The third quarter is where the game turned. The Rockets scored just 13 points, making just 5 of 17 shots from the field. Of the nine players who participated for McHale in the third, only Trevor Ariza and Harden made at least two shots. Jason Terry hit one basket.
“A muddy game,” McHale said. “We stayed in the mud and they made some shots in the third quarter and they ran us out.”
Officially Boston outscored the Rockets 32-13 in the third quarter and pushed the lead to as much as 29 points in the fourth.
McHale emptied the bench and saw that group scrap and scrape to cut the deficit to 14 on a Terrence Jones dunk with 58.4 seconds to play.
It meant nothing because the Rockets lost this game so much earlier.
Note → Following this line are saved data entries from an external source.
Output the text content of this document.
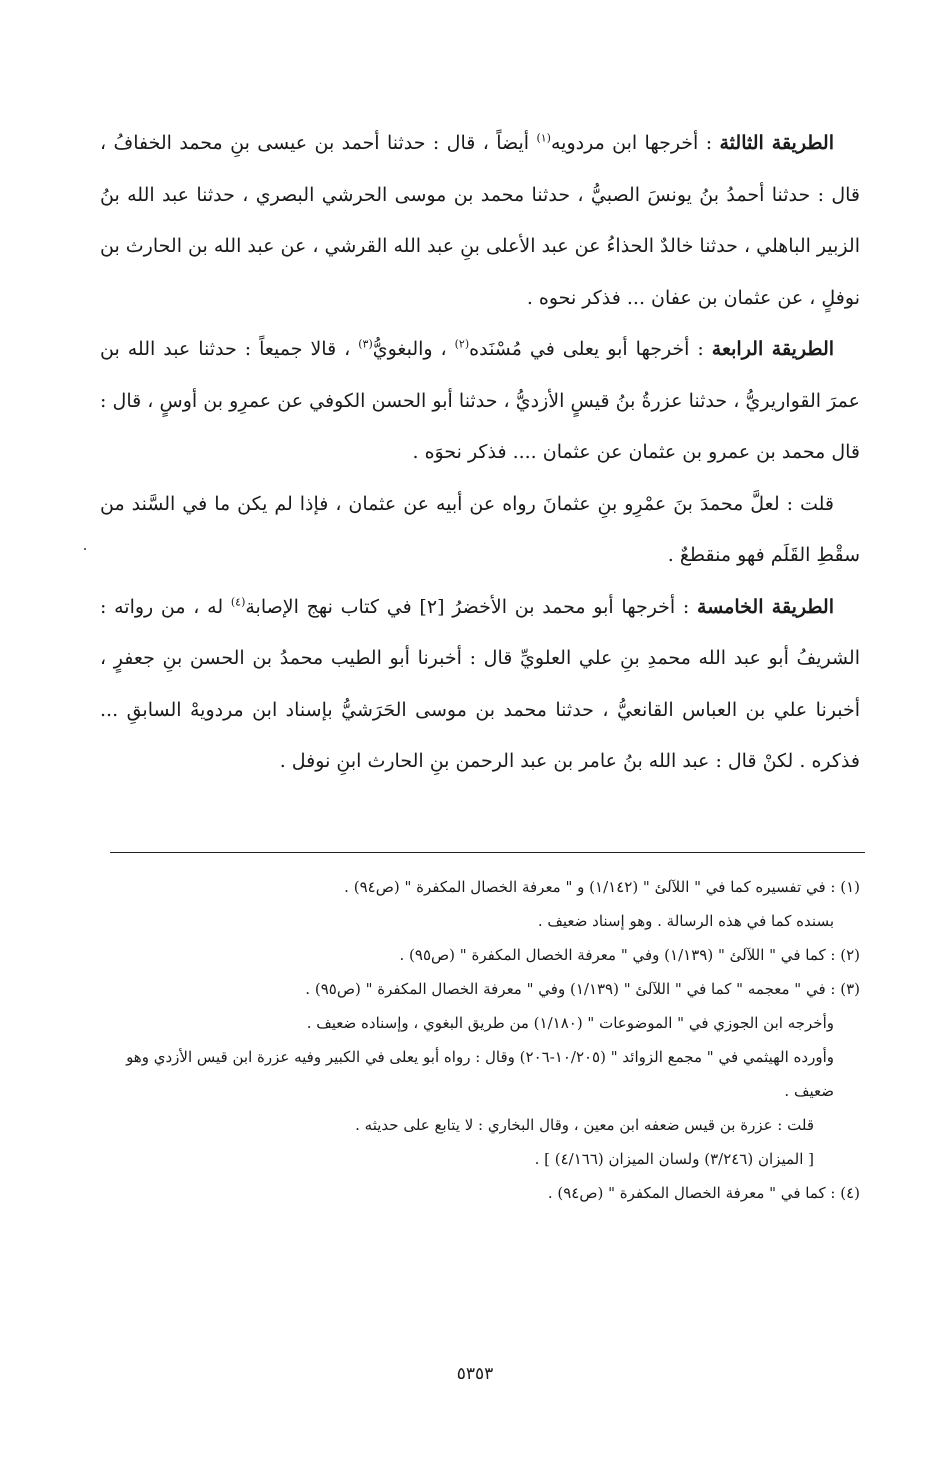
الطريقة الثالثة : أخرجها ابن مردويه$^{(١)}$ أيضاً ، قال : حدثنا أحمد بن عيسى بنِ محمد الخفافُ ، قال : حدثنا أحمدُ بنُ يونسَ الصبيُّ ، حدثنا محمد بن موسى الحرشي البصري ، حدثنا عبد الله بنُ الزبير الباهلي ، حدثنا خالدٌ الحذاءُ عن عبد الأعلى بنِ عبد الله القرشي ، عن عبد الله بن الحارث بن نوفلٍ ، عن عثمان بن عفان ... فذكر نحوه .

الطريقة الرابعة : أخرجها أبو يعلى في مُسْنَده$^{(٢)}$ ، والبغويُّ$^{(٣)}$ ، قالا جميعاً : حدثنا عبد الله بن عمرَ القواريريُّ ، حدثنا عزرةُ بنُ قيسٍ الأزديُّ ، حدثنا أبو الحسن الكوفي عن عمرِو بن أوسٍ ، قال : قال محمد بن عمرو بن عثمان عن عثمان .... فذكر نحوَه .

قلت : لعلَّ محمدَ بنَ عمْرِو بنِ عثمانَ رواه عن أبيه عن عثمان ، فإذا لم يكن ما في السَّند من سقْطِ القَلَم فهو منقطعٌ .

الطريقة الخامسة : أخرجها أبو محمد بن الأخضرُ [٢] في كتاب نهج الإصابة$^{(٤)}$ له ، من رواته : الشريفُ أبو عبد الله محمدِ بنِ علي العلويِّ قال : أخبرنا أبو الطيب محمدُ بن الحسن بنِ جعفرٍ ، أخبرنا علي بن العباس القانعيُّ ، حدثنا محمد بن موسى الحَرَشيُّ بإسناد ابن مردويهْ السابقِ ... فذكره . لكنْ قال : عبد الله بنُ عامر بن عبد الرحمن بنِ الحارث ابنِ نوفل .

(١) : في تفسيره كما في " اللآلئ " (١/١٤٢) و " معرفة الخصال المكفرة " (ص٩٤) .

بسنده كما في هذه الرسالة . وهو إسناد ضعيف .

(٢) : كما في " اللآلئ " (١/١٣٩) وفي " معرفة الخصال المكفرة " (ص٩٥) .

(٣) : في " معجمه " كما في " اللآلئ " (١/١٣٩) وفي " معرفة الخصال المكفرة " (ص٩٥) .

وأخرجه ابن الجوزي في " الموضوعات " (١/١٨٠) من طريق البغوي ، وإسناده ضعيف .

وأورده الهيثمي في " مجمع الزوائد " (١٠/٢٠٥-٢٠٦) وقال : رواه أبو يعلى في الكبير وفيه عزرة ابن قيس الأزدي وهو ضعيف .

قلت : عزرة بن قيس ضعفه ابن معين ، وقال البخاري : لا يتابع على حديثه .

[ الميزان (٣/٢٤٦) ولسان الميزان (٤/١٦٦) ] .

(٤) : كما في " معرفة الخصال المكفرة " (ص٩٤) .

٥٣٥٣
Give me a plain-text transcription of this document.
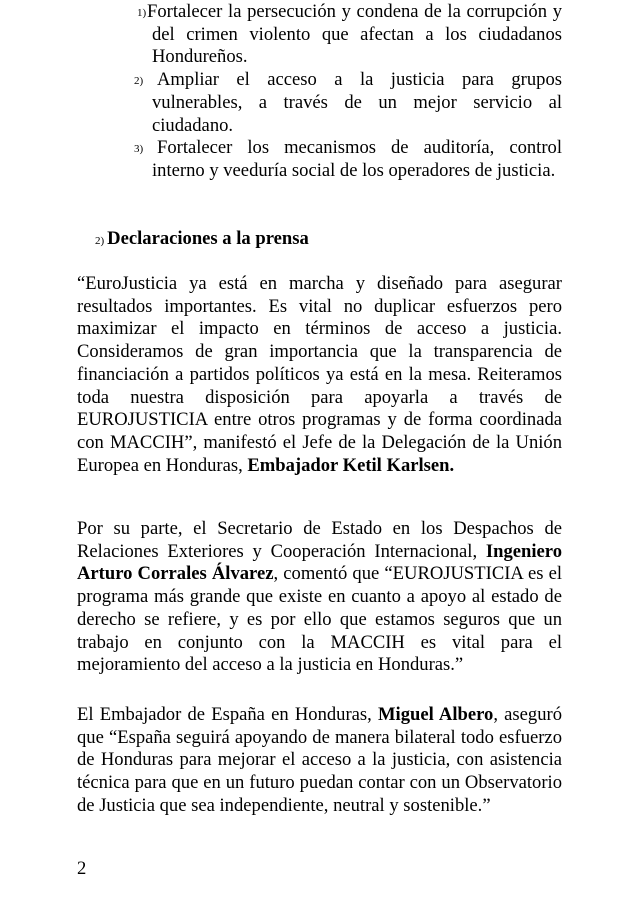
1) Fortalecer la persecución y condena de la corrupción y del crimen violento que afectan a los ciudadanos Hondureños.
2) Ampliar el acceso a la justicia para grupos vulnerables, a través de un mejor servicio al ciudadano.
3) Fortalecer los mecanismos de auditoría, control interno y veeduría social de los operadores de justicia.
2) Declaraciones a la prensa

“EuroJusticia ya está en marcha y diseñado para asegurar resultados importantes. Es vital no duplicar esfuerzos pero maximizar el impacto en términos de acceso a justicia. Consideramos de gran importancia que la transparencia de financiación a partidos políticos ya está en la mesa. Reiteramos toda nuestra disposición para apoyarla a través de EUROJUSTICIA entre otros programas y de forma coordinada con MACCIH”, manifestó el Jefe de la Delegación de la Unión Europea en Honduras, Embajador Ketil Karlsen.

Por su parte, el Secretario de Estado en los Despachos de Relaciones Exteriores y Cooperación Internacional, Ingeniero Arturo Corrales Álvarez, comentó que “EUROJUSTICIA es el programa más grande que existe en cuanto a apoyo al estado de derecho se refiere, y es por ello que estamos seguros que un trabajo en conjunto con la MACCIH es vital para el mejoramiento del acceso a la justicia en Honduras.”

El Embajador de España en Honduras, Miguel Albero, aseguró que “España seguirá apoyando de manera bilateral todo esfuerzo de Honduras para mejorar el acceso a la justicia, con asistencia técnica para que en un futuro puedan contar con un Observatorio de Justicia que sea independiente, neutral y sostenible.”

2
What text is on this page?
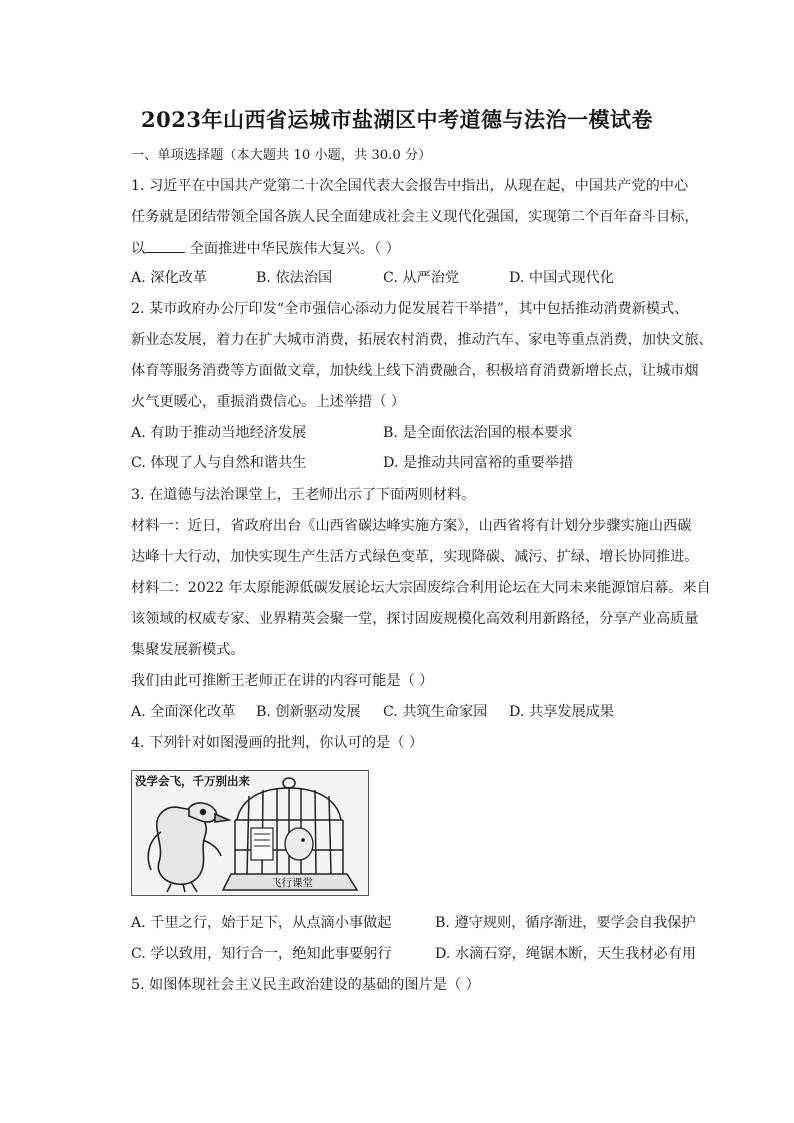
2023年山西省运城市盐湖区中考道德与法治一模试卷
一、单项选择题（本大题共 10 小题，共 30.0 分）
1. 习近平在中国共产党第二十次全国代表大会报告中指出，从现在起，中国共产党的中心
任务就是团结带领全国各族人民全面建成社会主义现代化强国，实现第二个百年奋斗目标，
以	全面推进中华民族伟大复兴。（ ）
A. 深化改革	B. 依法治国	C. 从严治党	D. 中国式现代化
2. 某市政府办公厅印发“全市强信心添动力促发展若干举措”，其中包括推动消费新模式、
新业态发展，着力在扩大城市消费，拓展农村消费，推动汽车、家电等重点消费，加快文旅、
体育等服务消费等方面做文章，加快线上线下消费融合，积极培育消费新增长点，让城市烟
火气更暖心，重振消费信心。上述举措（ ）
A. 有助于推动当地经济发展	B. 是全面依法治国的根本要求
C. 体现了人与自然和谐共生	D. 是推动共同富裕的重要举措
3. 在道德与法治课堂上，王老师出示了下面两则材料。
材料一：近日，省政府出台《山西省碳达峰实施方案》，山西省将有计划分步骤实施山西碳
达峰十大行动，加快实现生产生活方式绿色变革，实现降碳、减污、扩绿、增长协同推进。
材料二：2022 年太原能源低碳发展论坛大宗固废综合利用论坛在大同未来能源馆启幕。来自
该领域的权威专家、业界精英会聚一堂，探讨固废规模化高效利用新路径，分享产业高质量
集聚发展新模式。
我们由此可推断王老师正在讲的内容可能是（ ）
A. 全面深化改革 B. 创新驱动发展 C. 共筑生命家园 D. 共享发展成果
4. 下列针对如图漫画的批判，你认可的是（ ）
没学会飞，千万别出来
飞行课堂
A. 千里之行，始于足下，从点滴小事做起	B. 遵守规则，循序渐进，要学会自我保护
C. 学以致用，知行合一，绝知此事要躬行	D. 水滴石穿，绳锯木断，天生我材必有用
5. 如图体现社会主义民主政治建设的基础的图片是（ ）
This Rockets group gets down mentally, which is surprising considering the core group of players reached the Western Conference finals last season.
Even the young Celtics sensed something was wrong.
“We can’t allow negative thoughts or anything to pull us down,” Howard said. “The Celtics felt that [Monday]. They saw us complaining to each other and they just took that and ran with it. Sometimes you gotta have a better poker face no matter what’s going on the floor. We can’t let the other team see that we are affected by it. That goes for everybody, including myself. There were times I was frustrated [Monday] and I allowed the frustration to change my attitude on the floor, so I have to do a better job. … It starts with me and I’m going to remain positive.”
McHale is positive as well, but he’s also honest about his assessments.
The effort probably bothers him the most and the fact that his team doesn’t make the simple plays or play disciplined defense. Boston scored 58 points inside, and that’s with Howard and Jones on the floor. The Rockets also tied a season-high with 22 turnovers, which produced 39 points for the visitors.
There were two turnovers on inbounds plays, one after a basket, another after a timeout.
When you see the numbers and the action on the floor it doesn’t take a genius to figure things out: Effort is the biggest thing.
“At times,” said McHale, who is in the first year of a three-year extension worth in excess of $12 million that he signed last December. “I wouldn’t say full effort all the time, no. We’re hanging our head. Things aren’t going our way and we hang our head. Bottom line, we haven’t put together really good basketball, all year.”